The 2020 presidential debate schedule was thrown into upheaval by Trump’s Covid-19 diagnosis, which was announced on 2 October and followed by a three-night hospital stay by the president.
Federal health guidelines call for a two-week quarantine for known Covid cases, leading the debate commission to propose an online event instead. Trump, 74, and Biden, 77, are both in high-risk health categories.
Trump refused. “That’s not what debating is all about. You sit behind a computer and do a debate?” he said. “It’s ridiculous.”
With Trump trailing badly in polling averages, political analysts say he needs to find a way to shake up the race to have a shot at winning – and, with millions of early votes already cast, few undecided voters remaining and Biden’s personal approval rating riding high, time was short for Trump to make such a move.

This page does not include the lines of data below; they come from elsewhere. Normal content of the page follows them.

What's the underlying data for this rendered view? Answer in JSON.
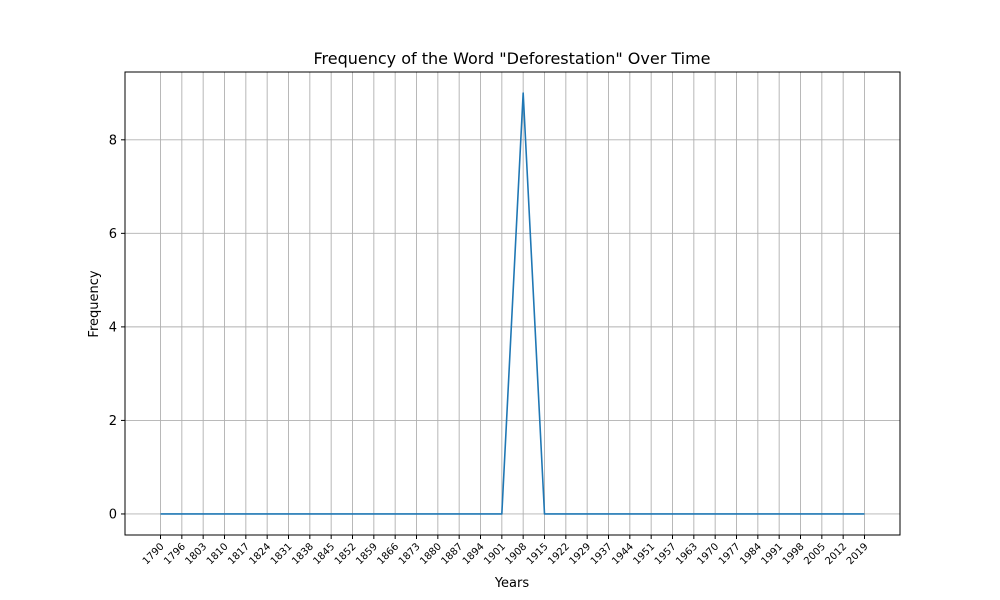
{
  "chart_data": {
    "type": "line",
    "title": "Frequency of the Word \"Deforestation\" Over Time",
    "xlabel": "Years",
    "ylabel": "Frequency",
    "x": [
      1790,
      1797,
      1804,
      1811,
      1818,
      1825,
      1832,
      1839,
      1846,
      1853,
      1860,
      1867,
      1874,
      1881,
      1888,
      1895,
      1902,
      1909,
      1916,
      1923,
      1930,
      1937,
      1944,
      1951,
      1958,
      1965,
      1972,
      1979,
      1986,
      1993,
      2000,
      2007,
      2014,
      2021
    ],
    "series": [
      {
        "values": [
          0,
          0,
          0,
          0,
          0,
          0,
          0,
          0,
          0,
          0,
          0,
          0,
          0,
          0,
          0,
          0,
          0,
          9,
          0,
          0,
          0,
          0,
          0,
          0,
          0,
          0,
          0,
          0,
          0,
          0,
          0,
          0,
          0,
          0
        ],
        "color": "#1f77b4"
      }
    ],
    "xtick_labels": [
      "1790",
      "1796",
      "1803",
      "1810",
      "1817",
      "1824",
      "1831",
      "1838",
      "1845",
      "1852",
      "1859",
      "1866",
      "1873",
      "1880",
      "1887",
      "1894",
      "1901",
      "1908",
      "1915",
      "1922",
      "1929",
      "1937",
      "1944",
      "1951",
      "1957",
      "1963",
      "1970",
      "1977",
      "1984",
      "1991",
      "1998",
      "2005",
      "2012",
      "2019"
    ],
    "yticks": [
      0,
      2,
      4,
      6,
      8
    ],
    "ylim": [
      -0.45,
      9.45
    ],
    "grid": true,
    "legend": false
  }
}
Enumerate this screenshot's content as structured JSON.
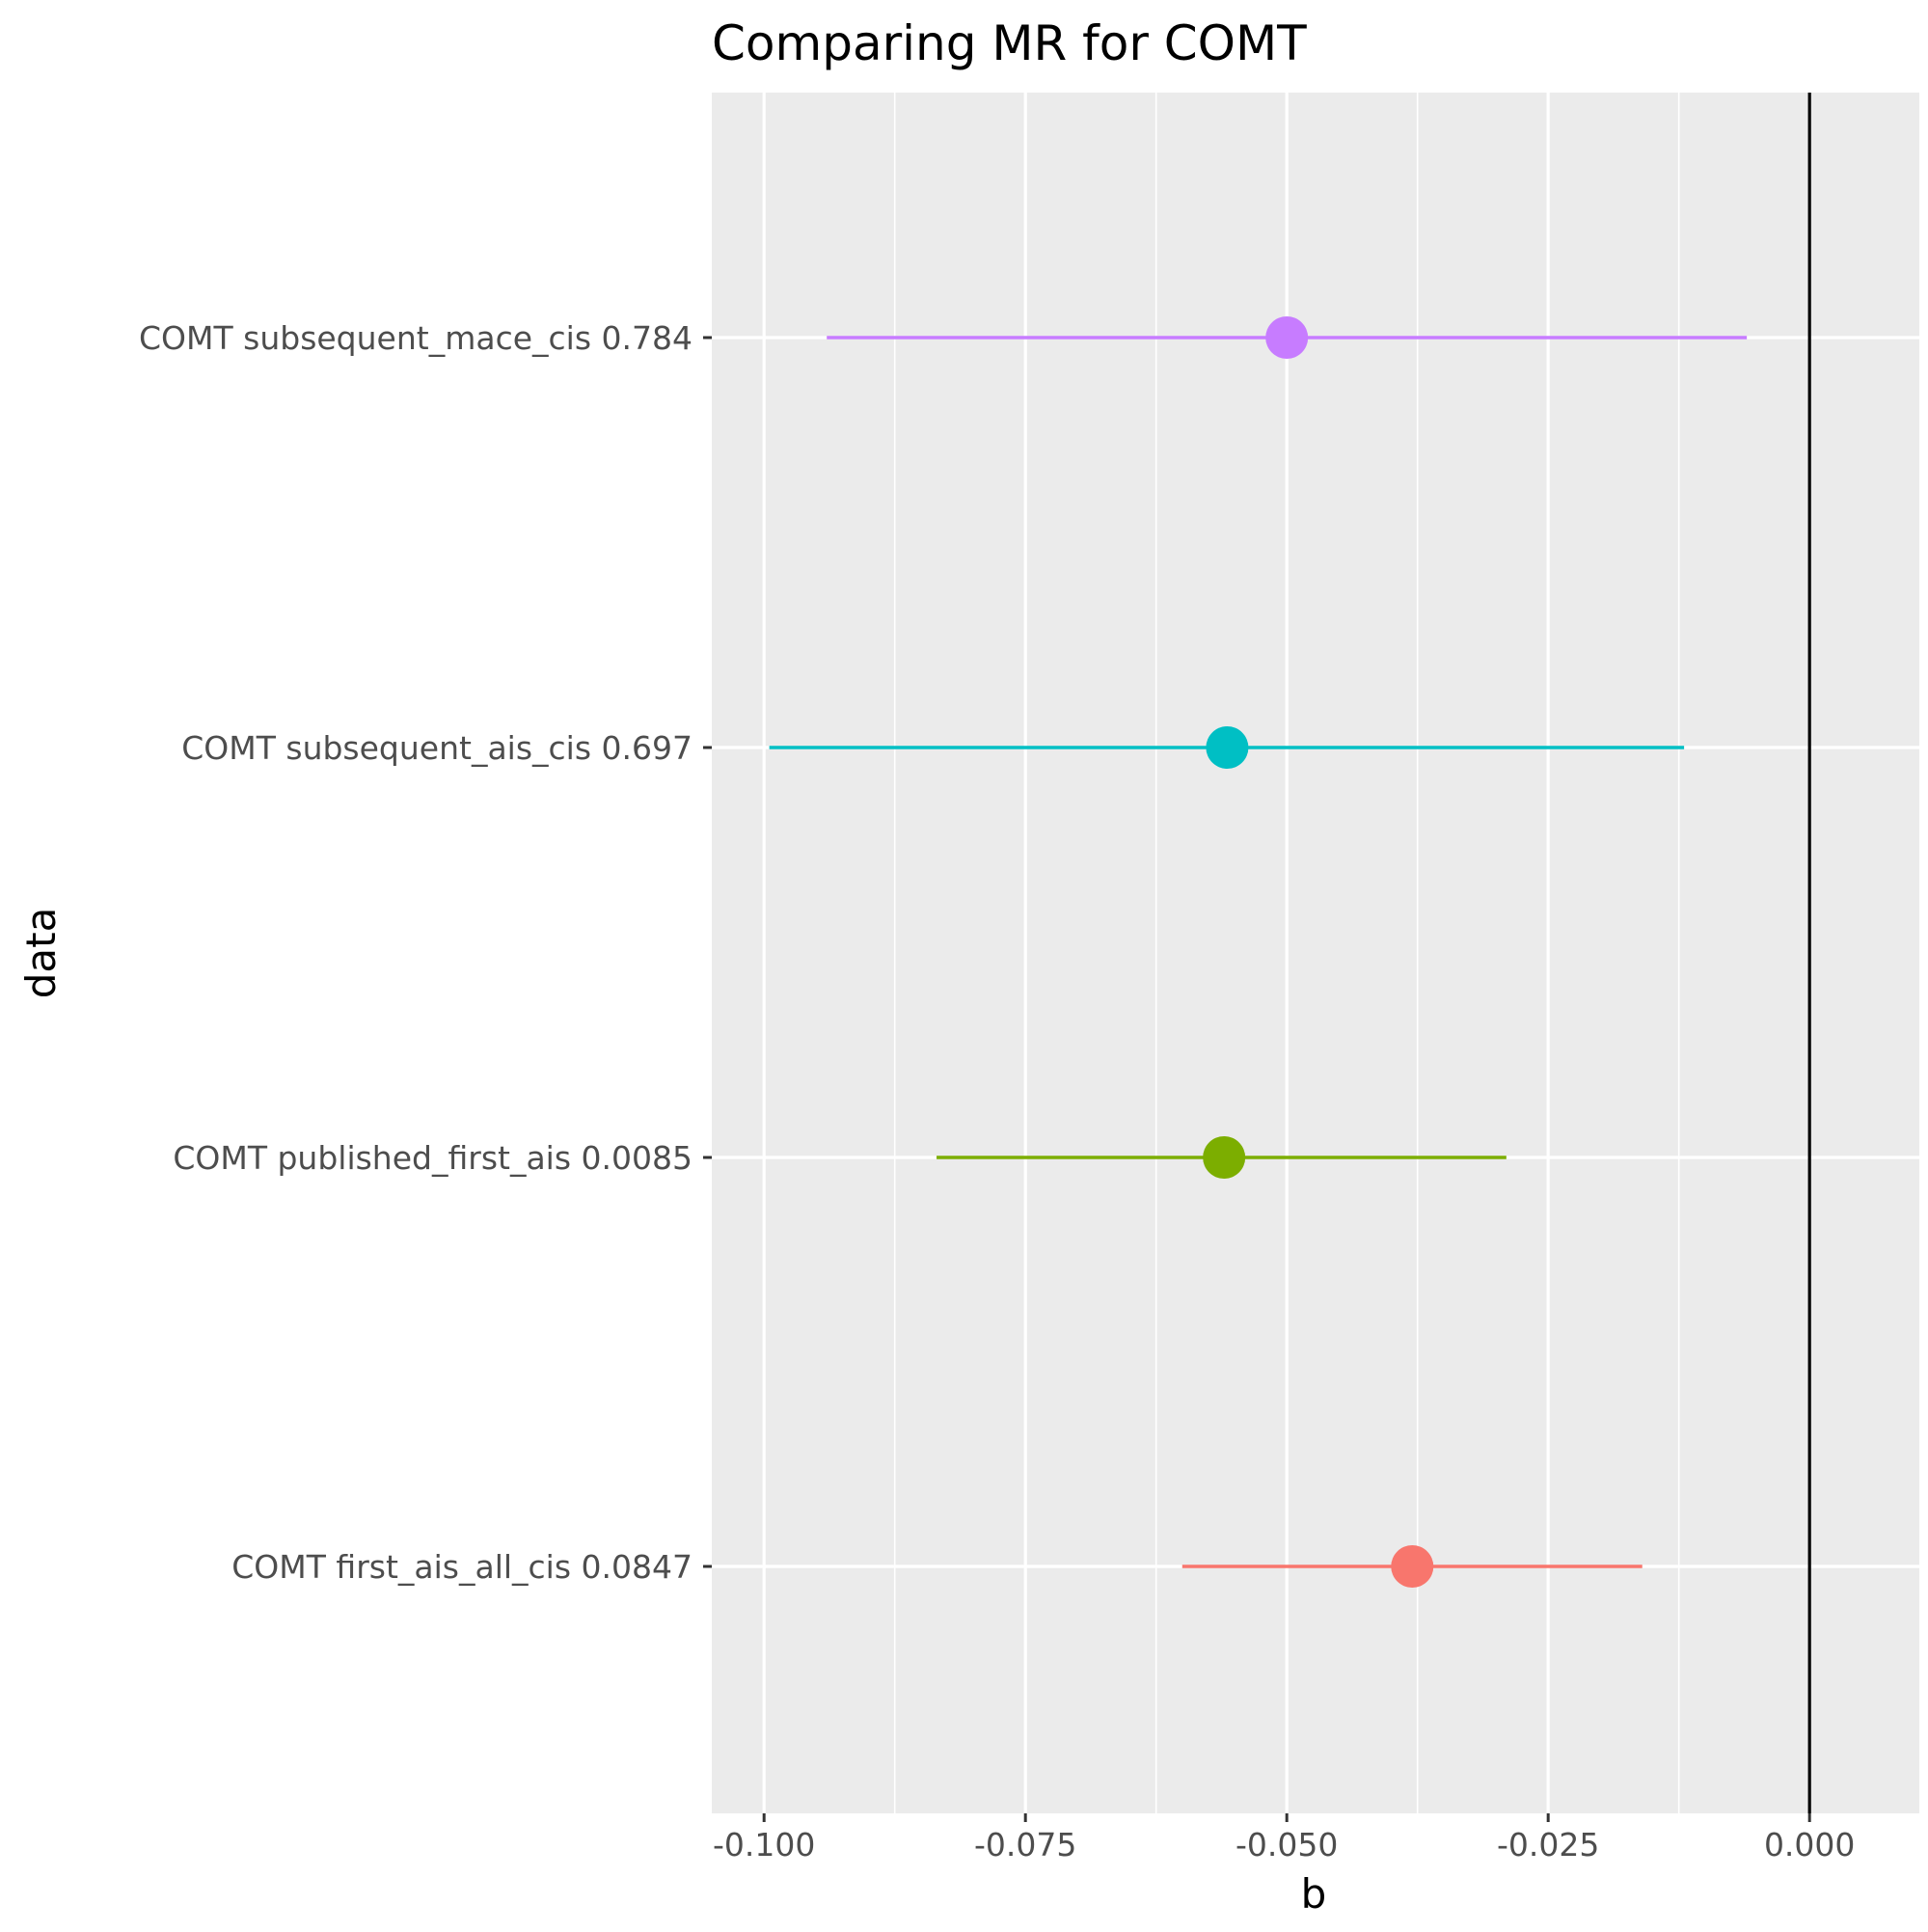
{
  "chart_data": {
    "type": "forest",
    "title": "Comparing MR for COMT",
    "xlabel": "b",
    "ylabel": "data",
    "xlim": [
      -0.105,
      0.0105
    ],
    "x_ticks": [
      -0.1,
      -0.075,
      -0.05,
      -0.025,
      0.0
    ],
    "x_tick_labels": [
      "-0.100",
      "-0.075",
      "-0.050",
      "-0.025",
      "0.000"
    ],
    "reference_line": 0.0,
    "grid": true,
    "legend": "none",
    "rows": [
      {
        "label": "COMT subsequent_mace_cis 0.784",
        "estimate": -0.05,
        "lower": -0.094,
        "upper": -0.006,
        "color": "#C77CFF"
      },
      {
        "label": "COMT subsequent_ais_cis 0.697",
        "estimate": -0.0557,
        "lower": -0.0995,
        "upper": -0.012,
        "color": "#00BFC4"
      },
      {
        "label": "COMT published_first_ais 0.0085",
        "estimate": -0.056,
        "lower": -0.0835,
        "upper": -0.029,
        "color": "#7CAE00"
      },
      {
        "label": "COMT first_ais_all_cis 0.0847",
        "estimate": -0.038,
        "lower": -0.06,
        "upper": -0.016,
        "color": "#F8766D"
      }
    ],
    "colors": {
      "panel_background": "#EBEBEB",
      "grid_major": "#FFFFFF",
      "reference_line": "#000000",
      "axis_text": "#4D4D4D",
      "title_text": "#000000"
    }
  }
}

While counter-programming Biden on Thursday night would avoid a situation where the former vice-president had the political arena to himself for a night, the dueling town hall format does not create obvious opportunities for Trump to rebut Biden in real time.
Potentially compounding Trump’s difficulties is the fact that the town hall format, which draws Trump out of his bubble of comfortable campaign rallies and adulatory Fox News interviews, is not one Trump has excelled at.
A Trump outing at a town hall in Philadelphia last month found the president twisting in the spotlight, making statements that attendees later called obvious lies, and even interrupting questioners.
The dueling town halls came about through a series of refusals, taunts, threats and reversals by Trump and his campaign. First the Trump campaign challenged Biden to an extra in-person debate, which the Biden camp refused, and then Trump attempted to revive an in-person debate on Thursday, also refused.
Already low, Trump’s poll numbers fell after the candidates’ first – and so far only –debate on 30 September, in which Trump interrupted Biden so much the Democrat told the president to “shut up, man.”